On the importance of combining wavelet-based nonlinear approximation with coding strategies

• Published in: IEEE transactions on information theory Vol. 48; no. 7; pp. 1895 - 1921
• Main Authors: Cohen, A., Daubechies, I., Guleryuz, O.G., Orchard, M.T.
• Format: Journal Article
• Language: English
• Published: New York IEEE 01.07.2002; The Institute of Electrical and Electronics Engineers, Inc. (IEEE)
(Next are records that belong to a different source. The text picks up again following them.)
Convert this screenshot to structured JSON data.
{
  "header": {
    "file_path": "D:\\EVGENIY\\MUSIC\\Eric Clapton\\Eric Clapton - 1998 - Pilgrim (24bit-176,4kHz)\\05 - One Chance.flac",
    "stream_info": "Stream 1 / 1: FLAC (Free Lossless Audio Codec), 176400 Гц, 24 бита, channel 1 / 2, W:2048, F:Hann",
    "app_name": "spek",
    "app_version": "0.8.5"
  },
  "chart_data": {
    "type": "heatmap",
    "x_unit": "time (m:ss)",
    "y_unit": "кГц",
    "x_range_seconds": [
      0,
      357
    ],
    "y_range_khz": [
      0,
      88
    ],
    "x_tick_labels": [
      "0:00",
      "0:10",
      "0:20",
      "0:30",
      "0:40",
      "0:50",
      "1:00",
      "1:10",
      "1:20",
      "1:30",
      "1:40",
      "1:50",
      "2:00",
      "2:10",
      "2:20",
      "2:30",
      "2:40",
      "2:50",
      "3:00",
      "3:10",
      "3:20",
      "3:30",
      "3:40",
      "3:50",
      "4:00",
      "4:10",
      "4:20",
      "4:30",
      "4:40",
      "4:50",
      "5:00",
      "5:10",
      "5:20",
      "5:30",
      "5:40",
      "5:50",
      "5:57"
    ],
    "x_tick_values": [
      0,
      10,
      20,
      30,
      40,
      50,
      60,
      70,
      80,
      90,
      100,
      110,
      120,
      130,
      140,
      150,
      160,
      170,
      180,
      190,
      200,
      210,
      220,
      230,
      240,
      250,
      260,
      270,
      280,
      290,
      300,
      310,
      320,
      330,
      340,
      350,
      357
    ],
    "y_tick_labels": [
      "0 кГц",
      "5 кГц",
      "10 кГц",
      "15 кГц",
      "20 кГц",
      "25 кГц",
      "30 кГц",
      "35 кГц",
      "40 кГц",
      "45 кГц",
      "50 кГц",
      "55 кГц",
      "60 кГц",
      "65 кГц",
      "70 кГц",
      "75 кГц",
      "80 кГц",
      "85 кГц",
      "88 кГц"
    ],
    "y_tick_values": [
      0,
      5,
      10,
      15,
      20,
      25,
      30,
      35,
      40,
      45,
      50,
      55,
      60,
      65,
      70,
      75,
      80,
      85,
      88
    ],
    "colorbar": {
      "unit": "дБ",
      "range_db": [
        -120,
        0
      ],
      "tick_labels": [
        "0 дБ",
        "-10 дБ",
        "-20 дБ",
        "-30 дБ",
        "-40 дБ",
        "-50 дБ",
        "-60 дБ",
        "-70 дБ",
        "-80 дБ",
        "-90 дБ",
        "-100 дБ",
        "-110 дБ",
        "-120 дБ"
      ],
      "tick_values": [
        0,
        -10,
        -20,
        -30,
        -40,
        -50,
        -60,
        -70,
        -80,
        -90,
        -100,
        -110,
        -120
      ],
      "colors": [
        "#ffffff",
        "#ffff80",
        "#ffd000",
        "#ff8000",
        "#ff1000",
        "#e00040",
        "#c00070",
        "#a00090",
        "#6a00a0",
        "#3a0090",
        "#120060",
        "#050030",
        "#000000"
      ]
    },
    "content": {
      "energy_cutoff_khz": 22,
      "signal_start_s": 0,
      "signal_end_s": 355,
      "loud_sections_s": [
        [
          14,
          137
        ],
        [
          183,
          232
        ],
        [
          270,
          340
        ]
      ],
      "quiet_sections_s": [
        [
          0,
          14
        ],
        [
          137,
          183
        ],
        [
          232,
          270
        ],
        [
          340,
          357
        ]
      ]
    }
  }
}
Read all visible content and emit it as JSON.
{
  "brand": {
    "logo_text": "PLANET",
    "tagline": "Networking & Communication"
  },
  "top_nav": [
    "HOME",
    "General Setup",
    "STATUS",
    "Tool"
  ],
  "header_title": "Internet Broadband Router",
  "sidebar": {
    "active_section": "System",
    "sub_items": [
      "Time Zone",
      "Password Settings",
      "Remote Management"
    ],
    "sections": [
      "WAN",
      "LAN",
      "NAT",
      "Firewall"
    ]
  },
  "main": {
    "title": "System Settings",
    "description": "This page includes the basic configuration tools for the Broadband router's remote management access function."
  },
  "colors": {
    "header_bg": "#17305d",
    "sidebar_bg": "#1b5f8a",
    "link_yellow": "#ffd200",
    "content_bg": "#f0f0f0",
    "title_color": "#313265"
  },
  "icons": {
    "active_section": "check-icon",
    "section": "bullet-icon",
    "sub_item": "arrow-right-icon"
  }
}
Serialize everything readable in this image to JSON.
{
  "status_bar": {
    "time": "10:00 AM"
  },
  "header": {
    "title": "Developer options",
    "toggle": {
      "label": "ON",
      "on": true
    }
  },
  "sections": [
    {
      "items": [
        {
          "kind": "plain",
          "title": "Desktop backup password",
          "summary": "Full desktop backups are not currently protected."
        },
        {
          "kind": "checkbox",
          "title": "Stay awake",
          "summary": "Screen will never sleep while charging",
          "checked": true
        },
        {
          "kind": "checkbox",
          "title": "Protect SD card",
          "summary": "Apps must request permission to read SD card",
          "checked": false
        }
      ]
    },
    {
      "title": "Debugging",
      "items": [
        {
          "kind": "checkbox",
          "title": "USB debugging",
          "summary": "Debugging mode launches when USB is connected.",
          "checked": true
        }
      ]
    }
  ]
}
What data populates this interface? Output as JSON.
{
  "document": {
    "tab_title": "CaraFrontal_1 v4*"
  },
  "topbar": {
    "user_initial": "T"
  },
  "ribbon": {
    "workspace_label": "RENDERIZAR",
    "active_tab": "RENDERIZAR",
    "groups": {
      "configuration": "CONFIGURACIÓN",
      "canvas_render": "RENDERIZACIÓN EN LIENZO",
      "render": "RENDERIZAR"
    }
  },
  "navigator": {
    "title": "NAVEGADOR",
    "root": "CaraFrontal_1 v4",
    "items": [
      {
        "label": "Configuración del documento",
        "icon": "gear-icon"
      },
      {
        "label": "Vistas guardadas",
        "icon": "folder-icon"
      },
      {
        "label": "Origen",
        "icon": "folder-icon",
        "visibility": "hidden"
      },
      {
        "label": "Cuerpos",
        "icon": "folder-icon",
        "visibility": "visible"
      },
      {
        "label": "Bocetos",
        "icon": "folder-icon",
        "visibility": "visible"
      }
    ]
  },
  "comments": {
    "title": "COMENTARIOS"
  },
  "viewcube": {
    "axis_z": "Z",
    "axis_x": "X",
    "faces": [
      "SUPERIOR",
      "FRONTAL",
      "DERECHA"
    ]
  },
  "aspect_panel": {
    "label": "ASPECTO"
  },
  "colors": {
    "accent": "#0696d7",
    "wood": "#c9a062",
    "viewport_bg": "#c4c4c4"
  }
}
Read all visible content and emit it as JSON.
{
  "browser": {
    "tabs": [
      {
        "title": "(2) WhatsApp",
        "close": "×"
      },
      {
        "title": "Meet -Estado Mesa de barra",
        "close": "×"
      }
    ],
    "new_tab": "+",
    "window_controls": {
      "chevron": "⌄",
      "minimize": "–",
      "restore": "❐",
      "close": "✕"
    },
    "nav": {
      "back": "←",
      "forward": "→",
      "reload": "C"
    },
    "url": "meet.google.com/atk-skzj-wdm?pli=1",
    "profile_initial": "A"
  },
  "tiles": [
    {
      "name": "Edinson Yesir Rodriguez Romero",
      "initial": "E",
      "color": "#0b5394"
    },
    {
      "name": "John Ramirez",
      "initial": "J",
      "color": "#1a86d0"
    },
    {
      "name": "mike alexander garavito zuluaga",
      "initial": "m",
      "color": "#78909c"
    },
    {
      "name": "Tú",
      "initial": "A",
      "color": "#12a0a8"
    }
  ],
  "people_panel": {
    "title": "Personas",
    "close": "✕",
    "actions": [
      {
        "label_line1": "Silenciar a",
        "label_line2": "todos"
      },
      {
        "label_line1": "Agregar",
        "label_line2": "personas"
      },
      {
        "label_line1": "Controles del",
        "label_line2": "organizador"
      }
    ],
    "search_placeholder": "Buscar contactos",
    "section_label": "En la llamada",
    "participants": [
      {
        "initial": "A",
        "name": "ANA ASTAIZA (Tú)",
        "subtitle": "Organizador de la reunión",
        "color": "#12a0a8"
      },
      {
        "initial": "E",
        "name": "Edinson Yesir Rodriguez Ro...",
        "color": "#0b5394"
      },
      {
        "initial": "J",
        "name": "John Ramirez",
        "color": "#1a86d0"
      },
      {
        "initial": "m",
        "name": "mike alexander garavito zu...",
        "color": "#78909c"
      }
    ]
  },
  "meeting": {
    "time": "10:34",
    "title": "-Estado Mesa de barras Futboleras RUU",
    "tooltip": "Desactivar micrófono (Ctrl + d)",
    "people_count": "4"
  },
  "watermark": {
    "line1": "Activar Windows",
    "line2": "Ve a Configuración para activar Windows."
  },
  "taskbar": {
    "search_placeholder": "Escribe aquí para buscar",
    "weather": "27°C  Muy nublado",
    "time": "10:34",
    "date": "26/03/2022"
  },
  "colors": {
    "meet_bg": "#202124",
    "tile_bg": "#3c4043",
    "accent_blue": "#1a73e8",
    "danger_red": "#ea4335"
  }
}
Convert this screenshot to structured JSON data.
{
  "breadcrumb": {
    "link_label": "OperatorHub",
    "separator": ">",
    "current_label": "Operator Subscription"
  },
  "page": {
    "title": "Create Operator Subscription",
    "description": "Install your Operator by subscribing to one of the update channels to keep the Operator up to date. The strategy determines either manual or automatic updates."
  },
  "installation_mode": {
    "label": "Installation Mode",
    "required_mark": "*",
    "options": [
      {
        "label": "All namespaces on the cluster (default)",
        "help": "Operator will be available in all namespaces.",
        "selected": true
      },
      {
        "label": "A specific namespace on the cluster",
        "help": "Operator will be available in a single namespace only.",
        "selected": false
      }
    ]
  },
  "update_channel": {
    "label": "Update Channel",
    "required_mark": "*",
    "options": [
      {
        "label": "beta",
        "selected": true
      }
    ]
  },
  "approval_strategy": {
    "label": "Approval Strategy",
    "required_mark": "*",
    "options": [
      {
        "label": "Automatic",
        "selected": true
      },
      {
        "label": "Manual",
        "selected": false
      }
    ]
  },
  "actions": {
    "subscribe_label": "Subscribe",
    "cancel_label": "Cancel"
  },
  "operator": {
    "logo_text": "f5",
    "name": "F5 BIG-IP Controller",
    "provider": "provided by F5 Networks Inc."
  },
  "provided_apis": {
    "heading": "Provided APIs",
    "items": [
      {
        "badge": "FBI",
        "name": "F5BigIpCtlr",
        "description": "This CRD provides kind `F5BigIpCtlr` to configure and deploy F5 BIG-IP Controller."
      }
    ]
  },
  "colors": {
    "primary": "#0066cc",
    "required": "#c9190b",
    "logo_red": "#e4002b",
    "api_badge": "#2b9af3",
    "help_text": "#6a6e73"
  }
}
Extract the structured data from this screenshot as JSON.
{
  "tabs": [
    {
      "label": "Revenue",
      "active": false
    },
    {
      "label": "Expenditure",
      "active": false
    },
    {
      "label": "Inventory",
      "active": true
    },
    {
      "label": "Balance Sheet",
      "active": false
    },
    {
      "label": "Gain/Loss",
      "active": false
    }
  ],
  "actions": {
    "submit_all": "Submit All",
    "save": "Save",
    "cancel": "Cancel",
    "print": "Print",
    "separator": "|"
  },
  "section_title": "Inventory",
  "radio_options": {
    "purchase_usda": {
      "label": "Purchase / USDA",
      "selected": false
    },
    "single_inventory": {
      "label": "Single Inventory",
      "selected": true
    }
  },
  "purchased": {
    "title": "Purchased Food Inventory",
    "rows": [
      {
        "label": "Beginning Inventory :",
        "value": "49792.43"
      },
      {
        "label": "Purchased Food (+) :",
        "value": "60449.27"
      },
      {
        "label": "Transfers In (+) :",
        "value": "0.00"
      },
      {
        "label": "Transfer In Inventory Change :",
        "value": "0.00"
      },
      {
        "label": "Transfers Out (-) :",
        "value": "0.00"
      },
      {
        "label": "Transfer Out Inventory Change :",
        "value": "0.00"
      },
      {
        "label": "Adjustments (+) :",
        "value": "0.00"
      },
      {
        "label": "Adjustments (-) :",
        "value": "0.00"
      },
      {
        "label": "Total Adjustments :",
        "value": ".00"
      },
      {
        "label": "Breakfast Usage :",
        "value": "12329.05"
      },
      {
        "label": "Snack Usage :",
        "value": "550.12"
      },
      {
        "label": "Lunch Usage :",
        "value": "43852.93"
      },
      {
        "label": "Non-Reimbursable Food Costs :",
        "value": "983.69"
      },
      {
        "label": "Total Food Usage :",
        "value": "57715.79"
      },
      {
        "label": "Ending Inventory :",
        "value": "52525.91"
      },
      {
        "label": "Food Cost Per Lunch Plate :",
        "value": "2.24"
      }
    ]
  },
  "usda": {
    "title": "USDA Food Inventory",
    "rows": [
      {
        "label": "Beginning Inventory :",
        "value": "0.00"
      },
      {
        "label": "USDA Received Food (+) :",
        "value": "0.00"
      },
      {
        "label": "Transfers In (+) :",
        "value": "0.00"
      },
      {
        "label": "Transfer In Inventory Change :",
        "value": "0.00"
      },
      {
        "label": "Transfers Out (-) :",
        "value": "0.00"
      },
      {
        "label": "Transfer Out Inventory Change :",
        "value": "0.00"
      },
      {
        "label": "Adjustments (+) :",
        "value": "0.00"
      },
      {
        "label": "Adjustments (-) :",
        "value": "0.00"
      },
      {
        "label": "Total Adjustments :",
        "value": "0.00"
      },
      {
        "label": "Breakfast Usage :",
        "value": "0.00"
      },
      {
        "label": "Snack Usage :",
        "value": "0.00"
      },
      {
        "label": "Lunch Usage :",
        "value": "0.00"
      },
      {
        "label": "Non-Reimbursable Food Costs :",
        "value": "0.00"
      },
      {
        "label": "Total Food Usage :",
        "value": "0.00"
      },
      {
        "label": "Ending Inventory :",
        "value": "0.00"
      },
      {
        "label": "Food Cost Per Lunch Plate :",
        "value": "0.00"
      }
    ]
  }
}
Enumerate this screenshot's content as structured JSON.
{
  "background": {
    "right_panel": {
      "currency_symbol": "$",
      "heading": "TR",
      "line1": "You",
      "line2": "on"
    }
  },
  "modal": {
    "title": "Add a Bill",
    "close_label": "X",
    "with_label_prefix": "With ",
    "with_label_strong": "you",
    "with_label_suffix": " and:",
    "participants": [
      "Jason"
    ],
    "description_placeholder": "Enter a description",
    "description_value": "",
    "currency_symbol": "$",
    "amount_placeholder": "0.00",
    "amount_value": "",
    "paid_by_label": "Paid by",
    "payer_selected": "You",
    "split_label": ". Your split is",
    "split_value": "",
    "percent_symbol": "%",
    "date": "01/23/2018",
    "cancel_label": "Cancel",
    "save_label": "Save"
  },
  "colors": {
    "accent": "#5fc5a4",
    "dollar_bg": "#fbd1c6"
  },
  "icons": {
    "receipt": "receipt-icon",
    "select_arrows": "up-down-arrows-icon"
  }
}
• Subjects: Approximation; Approximation methods; Compressing; Data compression; Image coding; Mathematical analysis; Mathematical models; Nonlinearity; Rate distortion theory; Stochastic processes; Strategy; Transform coding; Transforms; Wavelet transforms
• ISSN: 0018-9448; 1557-9654
• DOI: 10.1109/TIT.2002.1013132

This paper provides a mathematical analysis of transform compression in its relationship to linear and nonlinear approximation theory. Contrasting linear and nonlinear approximation spaces, we show that there are interesting classes of functions/random processes which are much more compactly represented by wavelet-based nonlinear approximation. These classes include locally smooth signals that have singularities, and provide a model for many signals encountered in practice, in particular for images. However, we also show that nonlinear approximation results do not always translate to efficient compress on strategies in a rate-distortion sense. Based on this observation, we construct compression techniques and formulate the family of functions/stochastic processes for which they provide efficient descriptions in a rate-distortion sense. We show that this family invariably leads to Besov spaces, yielding a natural relationship among Besov smoothness, linear/nonlinear approximation order, and compression performance in a rate-distortion sense. The designed compression techniques show similarities to modern high-performance transform codecs, allowing us to establish relevant rate-distortion estimates and identify performance limits.